The Key Analytics of Social Media Marketing

Marketing and measurement go hand in hand, and social media is no exception. Marketing initiatives live and die on the metrics they track and measuring the right metrics is just as important as ensuring accuracy. Social media can be one of the most complicated to track with impressions, clicks, shares, conversions, ROI, and cross-device attribution. Whether you’re kicking off a content marketing initiative or investing paid social on multiple platforms, there are a few metrics that are must-have in any marketing dashboard.

If You Can’t Track It, It Didn’t Happen

Impressions and Reach

While these metrics seem similar and are often used interchangeably they measure 2 very different things, both of which bring clarity to how posts are reaching your audience.

Reach measures the number of unique viewers who saw your post.

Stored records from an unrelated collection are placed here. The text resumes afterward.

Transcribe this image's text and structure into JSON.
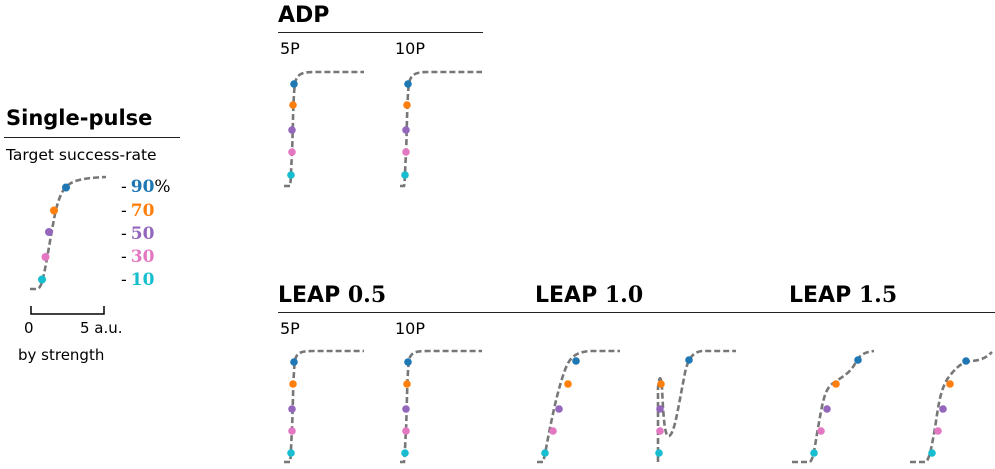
{
  "single_pulse": {
    "title": "Single-pulse",
    "subtitle": "Target success-rate",
    "levels": [
      {
        "value": "90",
        "suffix": "%",
        "color": "#1f77b4"
      },
      {
        "value": "70",
        "suffix": "",
        "color": "#ff7f0e"
      },
      {
        "value": "50",
        "suffix": "",
        "color": "#9467bd"
      },
      {
        "value": "30",
        "suffix": "",
        "color": "#e377c2"
      },
      {
        "value": "10",
        "suffix": "",
        "color": "#17becf"
      }
    ],
    "scale": {
      "start": "0",
      "end": "5 a.u."
    },
    "axis_label": "by strength"
  },
  "groups": [
    {
      "name": "ADP",
      "param": "",
      "columns": [
        "5P",
        "10P"
      ]
    },
    {
      "name": "LEAP",
      "param": "0.5",
      "columns": [
        "5P",
        "10P"
      ]
    },
    {
      "name": "LEAP",
      "param": "1.0",
      "columns": []
    },
    {
      "name": "LEAP",
      "param": "1.5",
      "columns": []
    }
  ],
  "curve_color": "#777777"
}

Impressions measures the number of times your posts appeared in someone’s feed.

They seem similar, but 1 user can have your post appear in their feed multiple times. Content that is liked or retweeted, or shared by a users followers can cause your post to reappear in there feeds. Additionally, paid social ads can be shown to the same user multiple times.

If your goal is awareness and brand recognition, reach and impressions are some of your most important metrics.  Even in a brand awareness campaign though, reach and impressions alone don’t tell the full story.  You’ll most likely want to measure reach, impressions, and engagement together in order to gauge the effectiveness of posts.  

Traffic

Social media marketing is all about encouraging an audience to take action, and that action oftentimes starts with a site visit. Measuring the number of visitors to your site from social media gives insight into not only how many people are clicking on links to your site, but gives you access to how they’re behaving once they get there. Bounce rate, time of site, pages visited, and dwell time can all be measured as byproducts of traffic as well. Segmenting your social media traffic by network/source can give more granular visibility into how each network is performing.

A common challenge with tracking social media traffic is “misfiling” of the medium, resulting in social traffic being reflected in Google Analytics as direct or referral. Traffic from Facebook is notorious for this. Many times you’ll see referral traffic from m.facebook.com or lm.facebook.com. It can also show up as direct traffic when the referrer data is dropped. Creating custom channel groupings is a great way to solve this problem in the long run but as an extra precaution, you should use UTM strings in social posts that correctly tag the source and medium, especially for paid ads.

Conversions

Almost every brand has conversion actions on their site. Lead submissions, phone calls, asset downloads, purchases, it can all be tracked. While it’s fairly easy to track organic social conversions withing Google Analytics, if you’re running paid campaigns within Facebook or Instagram, the conversion metrics from Facebook and Google Analytics might not match up. It’s not uncommon to see large discrepancies between reported within social platforms and Google Analytics.

One of the big reasons for this is that Facebook measures non-linear conversions whereas Google Analytics measures last-click attribution. If a user engages with your ad and then returns to your site 2 days later and converts, Facebook will track that as a conversion, Google Analytics will attribute that conversion to whatever channel the user last came in on. Depending on how your brand measures conversions, you’ll need to pick which measurement makes the most sense.

Reporting

Once you know what to track and where to find it, pulling all the metrics together into a single spot is the next step. No one wants to visit 5+ sites to try and get the full picture of what’s happening with social media, but luckily you don’t have to.

There’s a host of paid tools that brands can use to track social media performance ranging from under $100/mo up to $500+ depending on the size and scope of social campaigns. While that might be the right fit for some brands you can save some marketing dollars by creating your own comprehensive reporting for free (or nearly).

Google Analytics can’t pull in reach, impression, or engagement metrics, but it can get just about anything else. Within Google Analytics you can create customized reports and dashboards that will display any metric the platform tracks. This is a great place for quick snapshots of traffic, conversions, and campaign performance. If you’re wanting a more comprehensive view of your social program, Google Data Studio allows for a world of customization. There are no direct free connectors to pull metrics from Twitter, LinkedIn, Facebook, or Instagram, but you can export your data as a CSV from all the platforms and use that as a data source to pull into Data Studio. If there’s some budget for it, tools like Super Metrics will connect directly to your social channels and can pull social metrics directly into Google Sheets to use as a data source.